その母を焼き死なしめし迦具土の禍々つ火の裔ぞ原発
火の神を生みしばかりにみほと焼かれ病み臥せるか大和島根は
新年をかかる年とは知らざりきあはれ廃墟に春の雪ふる
たれもかも津波のあとをオロオロと歩くほかなきか宮沢賢治
鶴となり白鳥となりはるかなる東国へ還れ防人の魂
 最初の二首は、現代科学の粋を集めたはずの原発の惨状を、古事記にこと寄せて詠んだもの。三首目は大伴家持の歌を本歌とし、四首目は宮沢賢治、五首目は柿本人麻呂が下敷きになっている。原発は果たしてプロメテウスの火かと自問するとき、時空を超えて古事記の神話的世界が現代に甦る。また東国に思いを馳せれば、宮沢賢治の『グスコーブドリの伝記』が脳裏をよぎり、奥の細道を歩いた芭蕉や、万葉集の防人の古事が思われるのである。私たちは言葉の世界に生きているが、その言葉は当然ながら現代の言葉だけではなく、過去に放たれた膨大な言葉でもあるのだ。
 歌集には慟哭だけでなく、憤怒もまた満ちている。
原発をかかる人らに任せてゐたのかしどろもどろの東電の会見
おどおどと首相出てきておどおどと何事かいひて画面より消ゆ
国ぢゆうに嘆きの声はみつといへど政争をやめぬ牛頭馬頭のやから
大津波襲ひしあとのどさくさに円買ひあさる餓鬼道のやから
 このような歌が優れた歌となり得ないことは、著者も百も承知の上である。「そんなこと、お前に言われたくない」と言うだろう。しかし長谷川はそれを承知で作っているので、そこにはやむにやまれずということに加えて、「この醜態を記録しておきたい」という願いがこもっているのである。

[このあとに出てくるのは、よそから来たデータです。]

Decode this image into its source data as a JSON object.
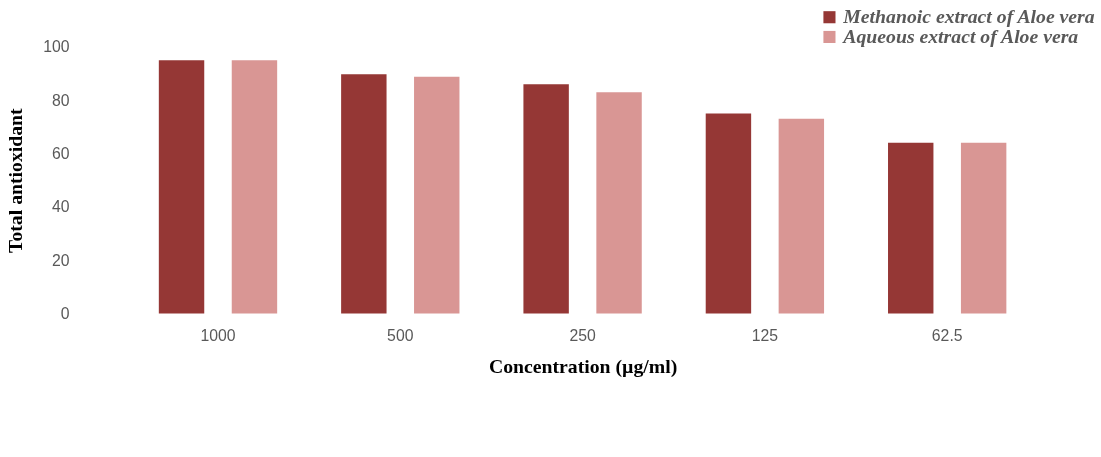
{
  "chart_data": {
    "type": "bar",
    "xlabel": "Concentration (µg/ml)",
    "ylabel": "Total antioxidant",
    "categories": [
      "1000",
      "500",
      "250",
      "125",
      "62.5"
    ],
    "series": [
      {
        "name": "Methanoic extract of Aloe vera",
        "color": "#953735",
        "values": [
          95,
          89.7,
          86,
          75,
          64
        ]
      },
      {
        "name": "Aqueous extract of Aloe vera",
        "color": "#d99694",
        "values": [
          95,
          88.8,
          83,
          73,
          64
        ]
      }
    ],
    "ylim": [
      0,
      100
    ],
    "yticks": [
      0,
      20,
      40,
      60,
      80,
      100
    ],
    "grid": false,
    "legend": "top right"
  }
}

 このように本歌集は時事詠に分類できるのだが、時事詠に収まらない心打つ歌も少なくない。いくつか引いておこう。
みちのくのとある海辺の老松は棺とすべく伐られきといふ
被爆しつつ放水をせし自衛官その名はしらず記憶にとどめよ
如何せんヨウ素セシウムさくさくの水菜のサラダ水菜よさらば
日本列島あはれ余震にゆらぐたび幾千万の喪の灯さゆらぐ
みちみてる嘆きの声のその中に今生まれたる赤子の声きこゆ
 最後に不思議な歌を一首引く。
嘆き疲れ人々眠る暁に地に降り立ちてたたずむ者あり
 このたたずむ者とは誰か。人の悲惨を哀れんだ神だろうか。それはわからないが妙に心に残る歌である。